CH/D/I/J 2018 · 82 min. · FSK: ab 0 Regie: Bernard Weber Drehbuch: Bernard Weber Kamera: Pierre Mennel, Bernard Weber Schnitt: Stefan Kälin, Dave D. Leins |
![]() |
|
Mutig, aber nie voyeuristisch |
Es geht ans Eingemachte. Genauer gesagt an ihre Organe, die sie so unglaublich zum Schwingen bringen kann. Mit dem Licht des geschluckten Endoskops wirkt ihr Mund für einen Moment wie eine von innen angestrahlte Maske an Halloween. Sie singt in normaler Tonlage, dann immer höher. Je höher, desto unangenehmer wird es, der Würgereiz kündigt sich an. Der Forscher ist glücklich. „Wonderful, excellent“, lobt er beim Entfernen des Endoskops. „Wonderful?!? Fuck you!!!“
Die junge Frau, die angesichts der Prozedur verständlicherweise kurz die Beherrschung verloren hat, ist die Brasilianerin Georgia Brown, sie steht aktuell im Guinness Buch der Rekorde als Person mit der höchsten Singstimme. Der Beschimpfte ist Matthias Andernach, Stimmforscher, er will das Phänomen Georgia Brown ergründen. Doch ist Entschlüsselung ohne Entzauberung möglich, ist sie überhaupt wünschenswert?
Der Wissenschaftler Andernach, der Vokalkünstler Andreas Schaerer, die klassische Sängerin Regula Mühlemann sowie die Stimmtrainerin Miriam Helle – sie alle setzen sich beruflich, leidenschaftlich, jedoch auf völlig unterschiedliche Weisen mit der menschlichen Stimme auseinander. Jeder/jede einzelne von ihnen ist ein Teil des Protagonisten- Quartetts, das Bernard Weber für seinen Dokumentarfilm Der Klang der Stimme sorgsam ausgewählt und zusammengestellt hat, und sie alle haben Wunderbares, Aufschlussreiches und Inspirierendes beizutragen über diesen Schall, den wir in uns erzeugen, der uns als Menschen eint und definiert, weil er unsere Widersprüchlichkeiten widerspiegelt: Er schützt und entlarvt uns, bestärkt und entmutigt uns, ist unser entscheidender, oft essenzieller Begleiter auf einer Bühne, aber genauso unverzichtbar in unserer Privatheit.
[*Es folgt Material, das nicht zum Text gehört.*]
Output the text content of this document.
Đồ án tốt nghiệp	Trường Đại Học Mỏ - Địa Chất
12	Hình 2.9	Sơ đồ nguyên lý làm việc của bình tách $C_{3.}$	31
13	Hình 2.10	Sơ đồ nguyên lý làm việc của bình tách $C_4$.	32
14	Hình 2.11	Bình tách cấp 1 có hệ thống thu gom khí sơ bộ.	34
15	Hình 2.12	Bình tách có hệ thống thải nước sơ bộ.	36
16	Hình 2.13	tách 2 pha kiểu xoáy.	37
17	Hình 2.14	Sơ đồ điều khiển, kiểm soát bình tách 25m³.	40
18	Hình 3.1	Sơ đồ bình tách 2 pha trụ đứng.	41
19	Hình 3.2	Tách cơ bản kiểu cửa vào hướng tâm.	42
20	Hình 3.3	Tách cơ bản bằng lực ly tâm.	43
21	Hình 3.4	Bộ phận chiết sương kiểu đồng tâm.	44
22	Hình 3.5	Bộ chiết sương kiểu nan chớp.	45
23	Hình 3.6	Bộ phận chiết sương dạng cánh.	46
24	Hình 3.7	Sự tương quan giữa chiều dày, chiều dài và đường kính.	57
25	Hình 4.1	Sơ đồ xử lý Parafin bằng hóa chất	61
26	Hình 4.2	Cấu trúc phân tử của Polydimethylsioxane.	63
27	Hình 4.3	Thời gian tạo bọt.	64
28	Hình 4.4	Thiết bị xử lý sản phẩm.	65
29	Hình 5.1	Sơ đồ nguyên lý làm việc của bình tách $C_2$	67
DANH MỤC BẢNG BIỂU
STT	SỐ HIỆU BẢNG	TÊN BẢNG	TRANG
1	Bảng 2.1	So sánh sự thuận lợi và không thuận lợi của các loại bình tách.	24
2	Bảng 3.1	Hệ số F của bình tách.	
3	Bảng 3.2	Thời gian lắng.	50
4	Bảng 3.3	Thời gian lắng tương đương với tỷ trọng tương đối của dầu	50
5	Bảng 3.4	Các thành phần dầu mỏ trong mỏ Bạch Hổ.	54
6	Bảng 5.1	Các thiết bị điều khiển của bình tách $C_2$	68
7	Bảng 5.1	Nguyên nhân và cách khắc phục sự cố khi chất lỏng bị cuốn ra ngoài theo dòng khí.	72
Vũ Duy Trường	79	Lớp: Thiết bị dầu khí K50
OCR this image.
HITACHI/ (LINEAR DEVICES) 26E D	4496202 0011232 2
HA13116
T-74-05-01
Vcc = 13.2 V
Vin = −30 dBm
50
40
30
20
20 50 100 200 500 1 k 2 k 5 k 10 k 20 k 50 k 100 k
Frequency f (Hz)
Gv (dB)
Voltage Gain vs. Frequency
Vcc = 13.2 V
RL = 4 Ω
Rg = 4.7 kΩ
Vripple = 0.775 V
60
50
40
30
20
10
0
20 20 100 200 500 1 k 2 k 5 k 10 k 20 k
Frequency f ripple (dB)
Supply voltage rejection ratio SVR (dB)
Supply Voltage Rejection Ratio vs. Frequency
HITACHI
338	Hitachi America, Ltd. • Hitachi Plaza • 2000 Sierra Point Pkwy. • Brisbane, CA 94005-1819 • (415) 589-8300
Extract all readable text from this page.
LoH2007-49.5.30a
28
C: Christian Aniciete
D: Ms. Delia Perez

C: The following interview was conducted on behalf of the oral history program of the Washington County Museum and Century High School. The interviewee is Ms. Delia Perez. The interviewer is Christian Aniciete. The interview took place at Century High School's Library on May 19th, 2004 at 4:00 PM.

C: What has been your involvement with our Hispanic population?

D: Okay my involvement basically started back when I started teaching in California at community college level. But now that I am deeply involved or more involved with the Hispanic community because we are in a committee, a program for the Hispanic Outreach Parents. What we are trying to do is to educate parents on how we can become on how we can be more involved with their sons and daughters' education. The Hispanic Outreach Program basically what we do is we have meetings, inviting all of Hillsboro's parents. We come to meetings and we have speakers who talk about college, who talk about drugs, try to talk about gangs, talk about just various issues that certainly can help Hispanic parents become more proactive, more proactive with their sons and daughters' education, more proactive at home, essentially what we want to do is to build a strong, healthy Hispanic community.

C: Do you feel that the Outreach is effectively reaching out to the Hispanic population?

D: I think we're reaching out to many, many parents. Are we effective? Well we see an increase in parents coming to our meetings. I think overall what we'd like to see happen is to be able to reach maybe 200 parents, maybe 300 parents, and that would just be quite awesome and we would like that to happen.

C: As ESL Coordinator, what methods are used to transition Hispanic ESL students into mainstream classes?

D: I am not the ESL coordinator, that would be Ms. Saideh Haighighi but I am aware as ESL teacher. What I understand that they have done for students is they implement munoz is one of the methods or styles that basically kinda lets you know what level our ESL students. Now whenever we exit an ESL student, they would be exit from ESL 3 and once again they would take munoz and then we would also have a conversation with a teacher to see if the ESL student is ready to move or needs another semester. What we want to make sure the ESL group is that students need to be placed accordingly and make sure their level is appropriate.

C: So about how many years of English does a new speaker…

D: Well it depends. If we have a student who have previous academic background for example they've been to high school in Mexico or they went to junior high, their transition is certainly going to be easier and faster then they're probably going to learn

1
Weber zeigt diese Bereiche, beobachtet mutig, aber nie voyeuristisch. Jedes seiner Quartett-Mitglieder gewährt einen tiefen Einblick in seine Arbeit, den der Filmemacher in starken Bildern festhält: Wenn Sängerin Regula Mühlemann während Probe-Aufnahmen mit sich hadert, eine Schweizer TV-Moderatorin im Rahmen der Stimmtherapie bei Miriam Helle Emotionen jenseits von Worten bei sich entdeckt oder Andreas Schaerer auf der Bühne mit anderen internationalen Musikern zeigt, dass Stimme allein als Kommunikationsmittel mitunter noch wirksamer sein kann als Sprache, dann sind dies hochemotionale, im Falle der eingangs beschriebenen Sequenz mitunter sogar befreiend komische Momente.
Auch wenn der Titel Der Klang der Stimme zunächst etwas nichtssagend daherkommt, so ist er – bei näherer Betrachtung – genau richtig gewählt. Zwar sind in Webers Film auch Ausnahmetalente zu sehen, es geht jedoch nicht primär um die Bewunderung anderer. Vielmehr ist Der Klang der Stimme auch eine Einladung und Ermutigung, sich von der Scham zu befreien, mit der die eigene Stimme vielleicht durch bornierte Sichtweisen von ehemaligen Lehrern oder Erziehungsberechtigten belegt wurde. Denn wer sich auf die Suche begibt nach dem eigenen, höchstpersönlichen Klang der Sprech- und/oder Singstimme, wird ihn finden. Egal ob vergraben, verschollen oder versteckt – er ist immer da.